Casting around for something to talk about, he noticed the sketches on the drafting table, really noticed them. He leaned forward and examined the compositions. The first row was a series of black-and-white panels portraying a lonely man seated on a stairwell. The drawings were incomplete, and yet they captured a great deal of raw emotion. Caroline had used the charcoal to outline only the most rudimentary human figure, allowing the white space to represent the man’s inner life, which was as bare as the blank page. In simple strokes with an occasional flourish, Losman could see the deep pool of sadness in the man’s eyes. The loneliness. The isolation. In one of the panels, he sat slouched against the wall, the picture of abject misery; in another he’d buried his face in his hands, like a father mourning the loss of a child. With a gasp, Losman realized who the man was: Kramer.

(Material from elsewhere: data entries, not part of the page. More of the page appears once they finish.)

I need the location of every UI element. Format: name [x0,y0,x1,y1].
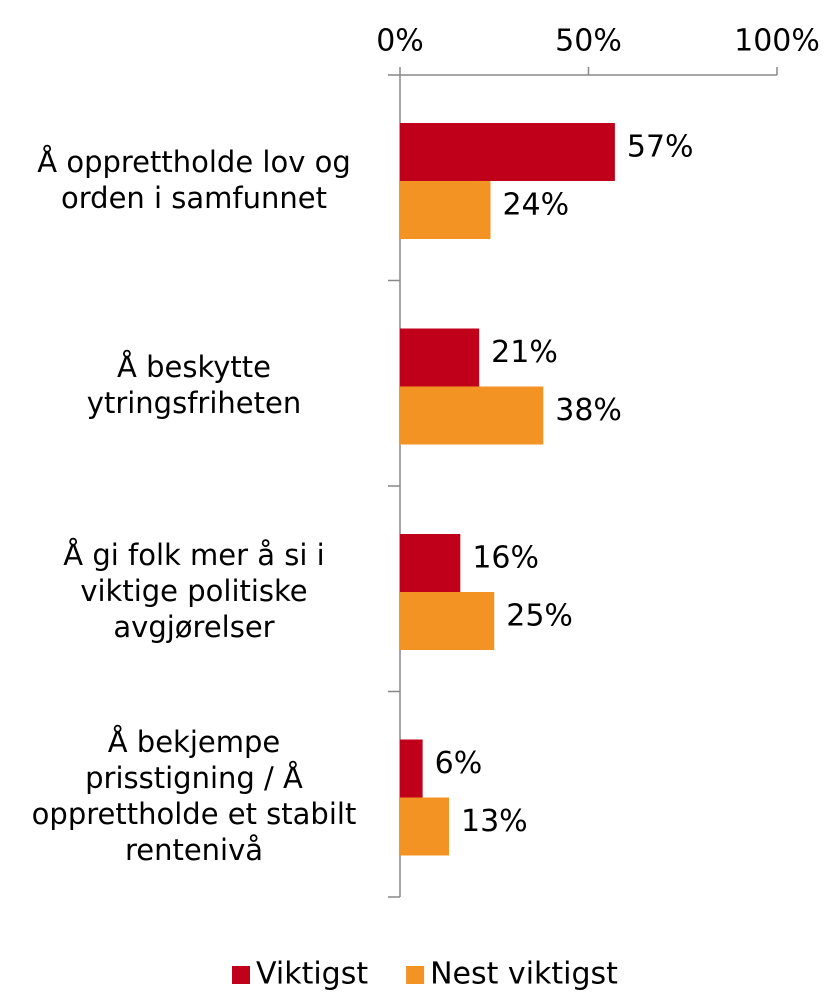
legend-label: Viktigst [256,957,368,992]
data-label: 16% [472,541,539,576]
x-tick-label: 100% [734,24,820,59]
bar [400,181,491,239]
x-tick-label: 0% [376,24,424,59]
data-label: 57% [627,130,694,165]
data-label: 24% [502,188,569,223]
bar [400,592,495,650]
bar [400,797,450,856]
data-label: 6% [435,746,483,781]
data-label: 25% [506,599,573,634]
category-label: Å opprettholde lov og orden i samfunnet [37,144,351,215]
category-label: Å gi folk mer å si i viktige politiske a… [63,537,325,644]
data-label: 13% [461,804,528,839]
legend-label: Nest viktigst [430,957,618,992]
bar [400,739,423,798]
data-label: 38% [555,393,622,428]
bar [400,534,461,592]
bar [400,328,480,387]
x-tick-label: 50% [555,24,622,59]
legend-swatch [406,966,425,984]
category-label: Å bekjempe prisstigning / Å opprettholde… [31,725,357,868]
bar [400,123,615,181]
data-label: 21% [491,335,558,370]
legend-swatch [232,966,250,984]
bar [400,386,544,445]
category-label: Å beskytte ytringsfriheten [86,350,302,421]
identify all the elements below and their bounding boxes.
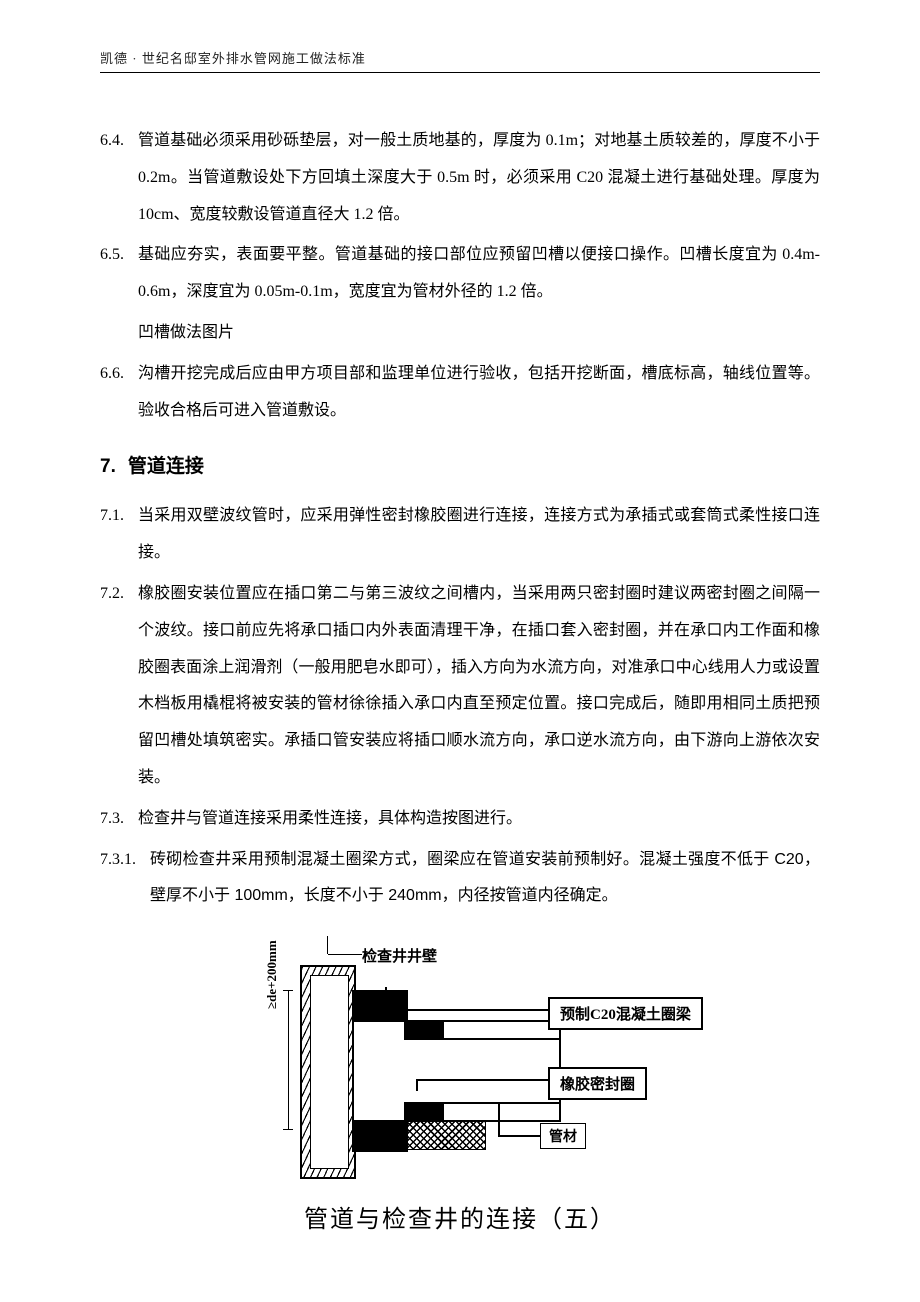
item-6-5: 6.5. 基础应夯实，表面要平整。管道基础的接口部位应预留凹槽以便接口操作。凹槽… bbox=[100, 237, 820, 311]
leader-line bbox=[416, 1079, 549, 1081]
item-6-6: 6.6. 沟槽开挖完成后应由甲方项目部和监理单位进行验收，包括开挖断面，槽底标高… bbox=[100, 356, 820, 430]
section-number: 7. bbox=[100, 456, 116, 477]
page-header: 凯德 · 世纪名邸室外排水管网施工做法标准 bbox=[100, 48, 820, 73]
item-7-2: 7.2. 橡胶圈安装位置应在插口第二与第三波纹之间槽内，当采用两只密封圈时建议两… bbox=[100, 576, 820, 797]
gasket bbox=[404, 1104, 444, 1120]
diagram-body bbox=[300, 965, 560, 1175]
item-6-5-note: 凹槽做法图片 bbox=[100, 315, 820, 352]
document-page: 凯德 · 世纪名邸室外排水管网施工做法标准 6.4. 管道基础必须采用砂砾垫层，… bbox=[0, 0, 920, 1294]
item-text: 沟槽开挖完成后应由甲方项目部和监理单位进行验收，包括开挖断面，槽底标高，轴线位置… bbox=[138, 356, 820, 430]
item-text: 当采用双壁波纹管时，应采用弹性密封橡胶圈进行连接，连接方式为承插式或套筒式柔性接… bbox=[138, 498, 820, 572]
diagram-canvas: 检查井井壁 ≥de+200mm bbox=[240, 945, 680, 1185]
section-7-heading: 7. 管道连接 bbox=[100, 451, 820, 478]
dimension-vertical bbox=[280, 990, 296, 1130]
label-ring-beam: 预制C20混凝土圈梁 bbox=[548, 997, 703, 1030]
item-text: 基础应夯实，表面要平整。管道基础的接口部位应预留凹槽以便接口操作。凹槽长度宜为 … bbox=[138, 237, 820, 311]
item-7-1: 7.1. 当采用双壁波纹管时，应采用弹性密封橡胶圈进行连接，连接方式为承插式或套… bbox=[100, 498, 820, 572]
item-number: 7.3. bbox=[100, 801, 138, 838]
item-text: 检查井与管道连接采用柔性连接，具体构造按图进行。 bbox=[138, 801, 820, 838]
section-title: 管道连接 bbox=[128, 456, 204, 477]
item-number: 6.4. bbox=[100, 123, 138, 233]
item-text: 橡胶圈安装位置应在插口第二与第三波纹之间槽内，当采用两只密封圈时建议两密封圈之间… bbox=[138, 576, 820, 797]
diagram-caption: 管道与检查井的连接（五） bbox=[240, 1199, 680, 1234]
item-number: 6.5. bbox=[100, 237, 138, 311]
item-number: 7.2. bbox=[100, 576, 138, 797]
label-rubber-gasket: 橡胶密封圈 bbox=[548, 1067, 647, 1100]
item-text: 砖砌检查井采用预制混凝土圈梁方式，圈梁应在管道安装前预制好。混凝土强度不低于 C… bbox=[150, 842, 820, 916]
item-7-3: 7.3. 检查井与管道连接采用柔性连接，具体构造按图进行。 bbox=[100, 801, 820, 838]
item-number: 7.3.1. bbox=[100, 842, 150, 916]
pipe bbox=[404, 1020, 561, 1122]
item-text: 管道基础必须采用砂砾垫层，对一般土质地基的，厚度为 0.1m；对地基土质较差的，… bbox=[138, 123, 820, 233]
header-title: 凯德 · 世纪名邸室外排水管网施工做法标准 bbox=[100, 51, 366, 66]
item-number: 6.6. bbox=[100, 356, 138, 430]
item-6-4: 6.4. 管道基础必须采用砂砾垫层，对一般土质地基的，厚度为 0.1m；对地基土… bbox=[100, 123, 820, 233]
ring-beam bbox=[352, 990, 408, 1152]
connection-diagram: 检查井井壁 ≥de+200mm bbox=[240, 945, 680, 1234]
bedding-hatch bbox=[404, 1120, 486, 1150]
label-well-wall: 检查井井壁 bbox=[362, 945, 437, 966]
item-number: 7.1. bbox=[100, 498, 138, 572]
item-7-3-1: 7.3.1. 砖砌检查井采用预制混凝土圈梁方式，圈梁应在管道安装前预制好。混凝土… bbox=[100, 842, 820, 916]
label-pipe-material: 管材 bbox=[540, 1123, 586, 1149]
well-wall bbox=[300, 965, 356, 1179]
leader-line bbox=[498, 1135, 541, 1137]
leader-line bbox=[328, 954, 362, 955]
leader-line bbox=[385, 1009, 549, 1011]
gasket bbox=[404, 1022, 444, 1038]
dimension-label: ≥de+200mm bbox=[264, 940, 280, 1009]
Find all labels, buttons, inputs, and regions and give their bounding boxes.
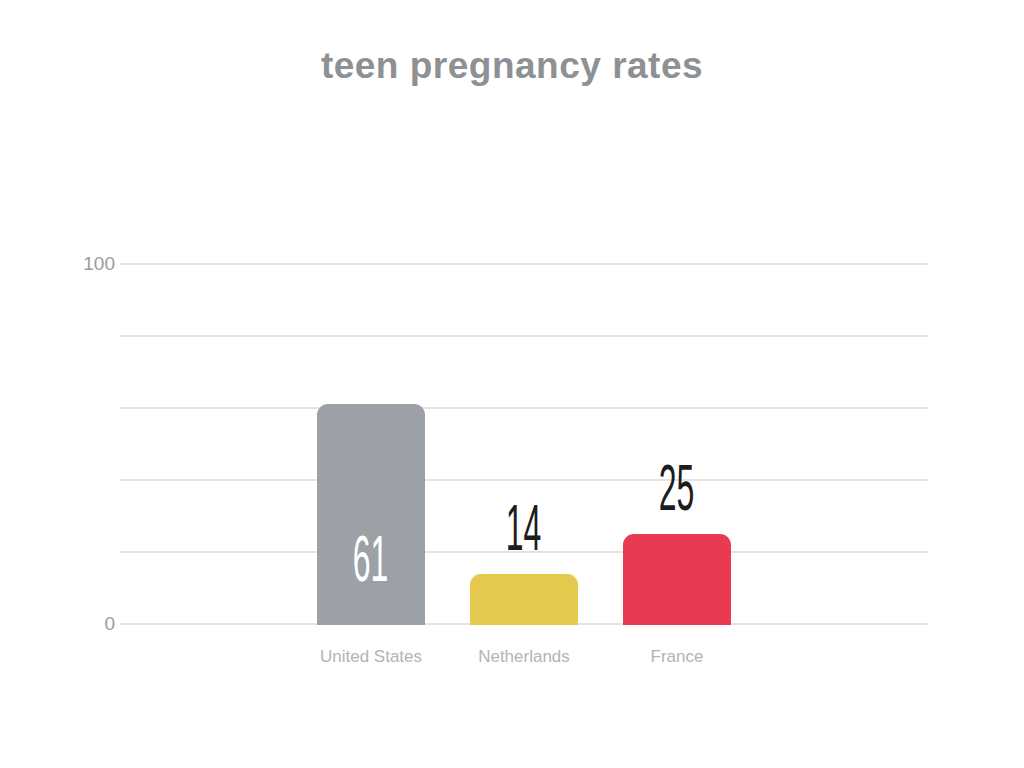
y-axis-tick-label: 0	[58, 614, 115, 634]
bar-value-text: 14	[506, 496, 542, 560]
bar	[623, 534, 731, 625]
y-axis-tick-label: 100	[58, 254, 115, 274]
gridline	[120, 479, 928, 481]
gridline	[120, 263, 928, 265]
bar	[470, 574, 578, 625]
bar-value-label: 61	[317, 527, 425, 591]
bar-value-text: 25	[659, 456, 695, 520]
bar-value-label: 25	[623, 456, 731, 520]
category-label: France	[603, 646, 751, 668]
chart-title: teen pregnancy rates	[0, 42, 1024, 90]
gridline	[120, 407, 928, 409]
gridline	[120, 335, 928, 337]
bar-value-label: 14	[470, 496, 578, 560]
bar-value-text: 61	[353, 527, 389, 591]
category-label: United States	[297, 646, 445, 668]
category-label: Netherlands	[450, 646, 598, 668]
slide: teen pregnancy rates 100 0 61 United States…	[0, 0, 1024, 768]
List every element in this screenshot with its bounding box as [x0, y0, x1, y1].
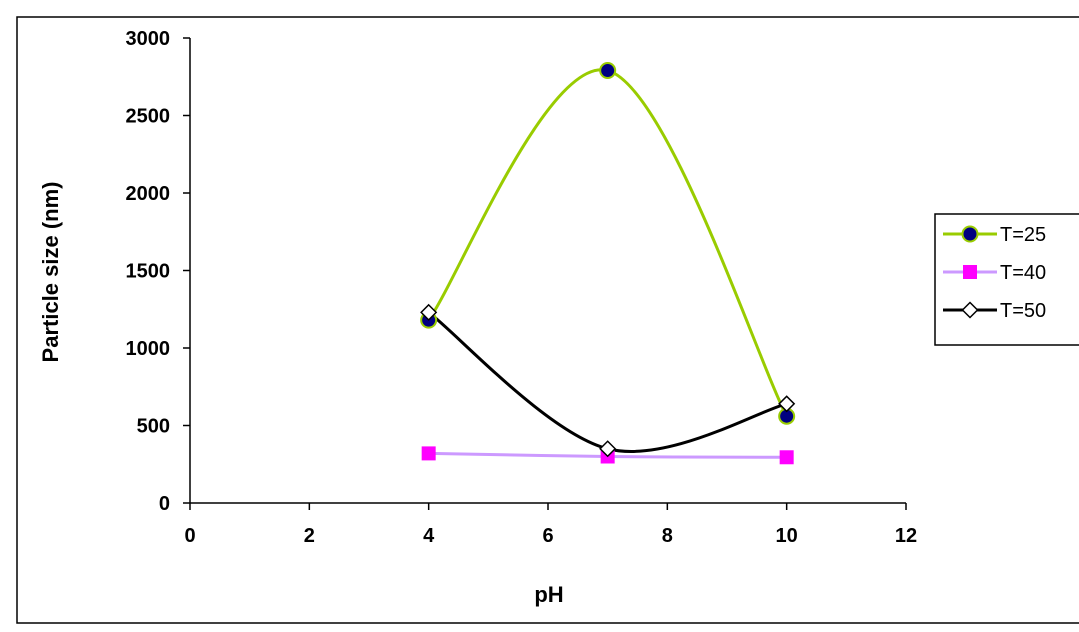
x-axis-title: pH: [534, 582, 563, 607]
data-point-2: [599, 440, 617, 458]
data-point-0: [599, 62, 617, 80]
y-tick-label: 1500: [126, 261, 171, 283]
axes: 0 500 1000 1500 2000 2500 3000 0 2 4 6 8 10 12: [126, 28, 918, 547]
legend-marker: [961, 225, 979, 243]
plot-series: [420, 62, 796, 465]
x-tick-label: 0: [184, 525, 195, 547]
data-point-1: [779, 450, 794, 465]
x-tick-label: 10: [776, 525, 798, 547]
y-tick-label: 3000: [126, 28, 171, 50]
y-tick-label: 0: [159, 493, 170, 515]
data-point-1: [421, 446, 436, 461]
legend-label: T=50: [1000, 300, 1046, 322]
y-tick-label: 2000: [126, 183, 171, 205]
data-point-2: [420, 303, 438, 321]
legend-box: [934, 213, 1079, 346]
legend: T=25 T=40 T=50: [934, 213, 1079, 346]
legend-marker: [963, 265, 977, 279]
y-tick-label: 500: [137, 416, 170, 438]
legend-label: T=40: [1000, 262, 1046, 284]
y-tick-label: 2500: [126, 106, 171, 128]
x-tick-label: 8: [662, 525, 673, 547]
x-tick-label: 4: [423, 525, 435, 547]
y-axis-title: Particle size (nm): [38, 182, 63, 363]
y-tick-label: 1000: [126, 338, 171, 360]
x-tick-label: 6: [542, 525, 553, 547]
legend-label: T=25: [1000, 224, 1046, 246]
chart-frame: [16, 16, 1079, 624]
x-tick-label: 2: [304, 525, 315, 547]
x-tick-label: 12: [895, 525, 917, 547]
legend-marker: [961, 301, 979, 319]
data-point-2: [778, 395, 796, 413]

He was stunned. Caroline had found a way to imbue Kramer’s final night on earth with dignity and humanity and compassion, in spite of the fact that he’d done something hideous. No one who viewed these sketches would ever suspect that this sad old man had drunkenly fallen asleep on the stairwell, pissed his pants, and masturbated in front of Caroline. It was a testament to her ability to empathize with others that she could view him this way, and it made Losman feel very tender toward her. How could she be so forgiving of someone so contemptuous? The truth was, he realized, he didn’t know much about her, and this suddenly bothered him. Where was she from? What was her story? How did she become the person that she was?

He easily recognized the second row of panels. They depicted the following day, when the two of them had sat together on the stairwell and Losman had tried to comfort her. He was struck by the evident care she’d taken to sketch him—and that she’d done so at all. One of the sketches showed the two of them holding hands. In her rendering, the conjoined hands seemed to belong to one person; there was no way to distinguish when her body ended and his began. He studied the panel carefully. Was there meaning to be found in those inseparable hands?

“You’re so incredible,” Losman said. He stared at the hands. Those hands. Conjoined hands. Yes, he decided, there was meaning in them. He turned to Caroline. Trembling nervously, he blurted, “Do you want to go out some time? Get dinner maybe?”